Und so funktioniert das “freie Bluten”

Wie schon bereits erwähnt, entleert sich das Menstruationsblut in der Regel nicht ununterbrochen, sondern in gewissen Abständen. Besonders in den ersten Tagen können diese noch sehr dicht aufeinanderfolgen. Der wichtigste Anfangsschritt des “freebleedings” ist, nun für dich herauszufinden, wie es sich für dich anfühlt, wenn sich dein Muttermund öffnet, um das Blut herausfließen zu lassen.

Es kann sich durch ein Ziehen im Bereich der Gebärmutter, aber auch im Inneren der Scheide bemerkbar machen.

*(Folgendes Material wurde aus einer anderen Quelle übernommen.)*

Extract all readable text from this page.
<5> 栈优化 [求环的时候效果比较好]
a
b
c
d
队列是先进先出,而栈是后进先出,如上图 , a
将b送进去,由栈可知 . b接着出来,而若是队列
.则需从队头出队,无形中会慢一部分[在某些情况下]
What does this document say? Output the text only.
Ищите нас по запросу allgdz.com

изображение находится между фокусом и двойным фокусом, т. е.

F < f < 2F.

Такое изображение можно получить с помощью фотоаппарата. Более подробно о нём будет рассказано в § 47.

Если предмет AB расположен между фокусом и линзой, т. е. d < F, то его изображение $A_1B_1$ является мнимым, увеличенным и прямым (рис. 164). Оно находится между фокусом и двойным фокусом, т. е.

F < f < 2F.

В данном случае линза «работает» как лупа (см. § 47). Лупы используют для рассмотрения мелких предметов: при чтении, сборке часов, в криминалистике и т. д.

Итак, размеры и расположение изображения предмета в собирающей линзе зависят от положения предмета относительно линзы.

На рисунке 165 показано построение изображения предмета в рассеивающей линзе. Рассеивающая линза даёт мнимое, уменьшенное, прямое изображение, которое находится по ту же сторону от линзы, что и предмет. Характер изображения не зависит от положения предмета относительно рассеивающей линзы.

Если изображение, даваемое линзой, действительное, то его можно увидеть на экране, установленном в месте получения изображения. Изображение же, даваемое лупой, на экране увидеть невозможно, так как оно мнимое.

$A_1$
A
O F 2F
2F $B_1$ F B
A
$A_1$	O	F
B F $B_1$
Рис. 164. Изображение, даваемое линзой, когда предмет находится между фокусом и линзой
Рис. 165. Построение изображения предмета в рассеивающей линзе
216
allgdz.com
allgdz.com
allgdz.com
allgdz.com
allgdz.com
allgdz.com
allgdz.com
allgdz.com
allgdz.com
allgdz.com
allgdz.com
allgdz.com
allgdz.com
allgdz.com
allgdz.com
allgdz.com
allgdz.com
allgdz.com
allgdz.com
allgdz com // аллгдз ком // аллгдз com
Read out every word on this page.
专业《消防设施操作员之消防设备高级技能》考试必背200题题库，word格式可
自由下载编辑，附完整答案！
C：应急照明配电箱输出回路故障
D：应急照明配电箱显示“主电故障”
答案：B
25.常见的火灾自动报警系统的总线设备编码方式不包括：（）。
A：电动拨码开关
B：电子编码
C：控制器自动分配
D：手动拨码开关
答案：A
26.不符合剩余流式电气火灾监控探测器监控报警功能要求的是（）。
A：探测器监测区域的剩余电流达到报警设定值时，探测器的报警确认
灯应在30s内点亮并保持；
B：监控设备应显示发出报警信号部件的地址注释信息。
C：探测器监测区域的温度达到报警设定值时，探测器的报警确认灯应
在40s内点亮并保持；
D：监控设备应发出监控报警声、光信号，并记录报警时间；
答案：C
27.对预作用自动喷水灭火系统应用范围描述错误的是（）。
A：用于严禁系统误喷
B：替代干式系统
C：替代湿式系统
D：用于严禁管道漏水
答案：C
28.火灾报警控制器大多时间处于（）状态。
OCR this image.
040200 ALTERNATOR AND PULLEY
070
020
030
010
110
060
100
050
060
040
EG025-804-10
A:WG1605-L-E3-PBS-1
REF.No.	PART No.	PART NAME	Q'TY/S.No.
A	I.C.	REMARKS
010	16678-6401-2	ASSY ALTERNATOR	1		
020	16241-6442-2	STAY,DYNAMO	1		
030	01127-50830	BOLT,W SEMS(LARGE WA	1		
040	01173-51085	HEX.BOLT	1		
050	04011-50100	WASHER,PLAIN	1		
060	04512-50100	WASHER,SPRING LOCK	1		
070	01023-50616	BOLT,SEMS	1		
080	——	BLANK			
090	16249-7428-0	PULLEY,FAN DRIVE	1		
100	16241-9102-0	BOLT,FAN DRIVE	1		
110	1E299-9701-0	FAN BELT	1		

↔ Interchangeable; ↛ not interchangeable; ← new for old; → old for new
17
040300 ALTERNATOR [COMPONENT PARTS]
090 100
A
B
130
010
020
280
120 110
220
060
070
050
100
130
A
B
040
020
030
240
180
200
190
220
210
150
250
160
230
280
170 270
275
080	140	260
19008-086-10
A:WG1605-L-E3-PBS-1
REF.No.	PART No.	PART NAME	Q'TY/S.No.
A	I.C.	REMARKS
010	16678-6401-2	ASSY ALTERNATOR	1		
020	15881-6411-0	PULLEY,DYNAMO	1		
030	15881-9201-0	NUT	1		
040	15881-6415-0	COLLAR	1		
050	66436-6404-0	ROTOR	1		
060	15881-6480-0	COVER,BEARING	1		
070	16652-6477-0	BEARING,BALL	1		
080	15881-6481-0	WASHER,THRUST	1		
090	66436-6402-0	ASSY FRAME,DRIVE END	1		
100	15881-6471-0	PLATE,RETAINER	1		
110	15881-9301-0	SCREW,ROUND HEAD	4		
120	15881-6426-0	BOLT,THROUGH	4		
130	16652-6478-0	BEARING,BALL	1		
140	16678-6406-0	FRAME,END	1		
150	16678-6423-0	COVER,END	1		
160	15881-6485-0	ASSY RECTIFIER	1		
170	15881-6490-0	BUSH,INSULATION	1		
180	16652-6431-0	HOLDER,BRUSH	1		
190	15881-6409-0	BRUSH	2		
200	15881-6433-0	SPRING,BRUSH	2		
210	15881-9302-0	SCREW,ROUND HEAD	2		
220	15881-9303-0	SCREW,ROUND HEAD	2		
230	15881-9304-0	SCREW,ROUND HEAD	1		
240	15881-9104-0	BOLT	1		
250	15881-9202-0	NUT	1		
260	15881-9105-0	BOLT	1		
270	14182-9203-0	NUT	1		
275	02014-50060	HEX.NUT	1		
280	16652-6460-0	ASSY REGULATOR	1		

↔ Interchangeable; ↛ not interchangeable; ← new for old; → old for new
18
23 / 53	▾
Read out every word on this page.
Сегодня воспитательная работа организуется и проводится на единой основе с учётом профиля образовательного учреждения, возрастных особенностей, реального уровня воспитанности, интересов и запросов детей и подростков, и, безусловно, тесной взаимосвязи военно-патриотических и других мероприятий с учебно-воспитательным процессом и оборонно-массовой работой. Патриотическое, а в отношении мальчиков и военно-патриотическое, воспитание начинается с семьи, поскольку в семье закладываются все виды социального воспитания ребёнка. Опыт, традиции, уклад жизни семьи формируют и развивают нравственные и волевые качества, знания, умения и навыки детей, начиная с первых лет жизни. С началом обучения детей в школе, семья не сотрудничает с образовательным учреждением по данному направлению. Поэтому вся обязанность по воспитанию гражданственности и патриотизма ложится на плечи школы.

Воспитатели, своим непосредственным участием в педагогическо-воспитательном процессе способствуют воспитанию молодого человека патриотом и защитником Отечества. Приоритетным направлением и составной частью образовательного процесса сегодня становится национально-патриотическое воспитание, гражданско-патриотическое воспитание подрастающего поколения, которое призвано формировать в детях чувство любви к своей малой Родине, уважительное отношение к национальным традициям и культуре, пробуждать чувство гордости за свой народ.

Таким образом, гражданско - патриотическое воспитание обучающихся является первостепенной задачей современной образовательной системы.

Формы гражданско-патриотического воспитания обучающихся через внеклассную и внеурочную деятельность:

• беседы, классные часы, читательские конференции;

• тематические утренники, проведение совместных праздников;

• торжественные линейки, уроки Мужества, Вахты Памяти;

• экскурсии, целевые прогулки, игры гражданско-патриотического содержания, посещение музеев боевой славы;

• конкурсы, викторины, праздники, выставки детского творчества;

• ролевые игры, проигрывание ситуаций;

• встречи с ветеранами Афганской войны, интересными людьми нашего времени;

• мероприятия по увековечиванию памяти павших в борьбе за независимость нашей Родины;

Manchmal fühlt es sich aber auch einfach nur wie ein Druck auf der Blase und nach dem Gefühl, dringend auf Toilette gehen zu müssen, an.

Free Bleeding: „All das braucht ein bisschen Übung und das wichtigste ist, dass du dich nicht unter Druck setzt bei der ganzen Sache.“

Gehst du dann auf die Toilette, solltest du dir Zeit dafür nehmen, deinen Beckenboden zu entspannen. Versuche das Blut, im wahrsten Sinne des Wortes, ganz frei fließen zu lassen. Es kann dir helfen, dein Becken dabei ein bisschen zu bewegen oder deinen Unterbauch mir der Hand von außen etwas zu massieren. Du kannst am Ende auch leicht “nachdrücken”, so, als ob du einen letzten Tropfen Urin lassen möchtest.

All das braucht ein bisschen Übung und das wichtigste ist, dass du dich nicht unter Druck setzt bei der ganzen Sache. “Free Bleeding” ist nämlich mittlerweile nicht nur die Bezeichnung für das freie Bluten ohne Menstruationsartikel, sondern auch für das Ende einer schambesetzten, stresserfüllten Periodenzeit.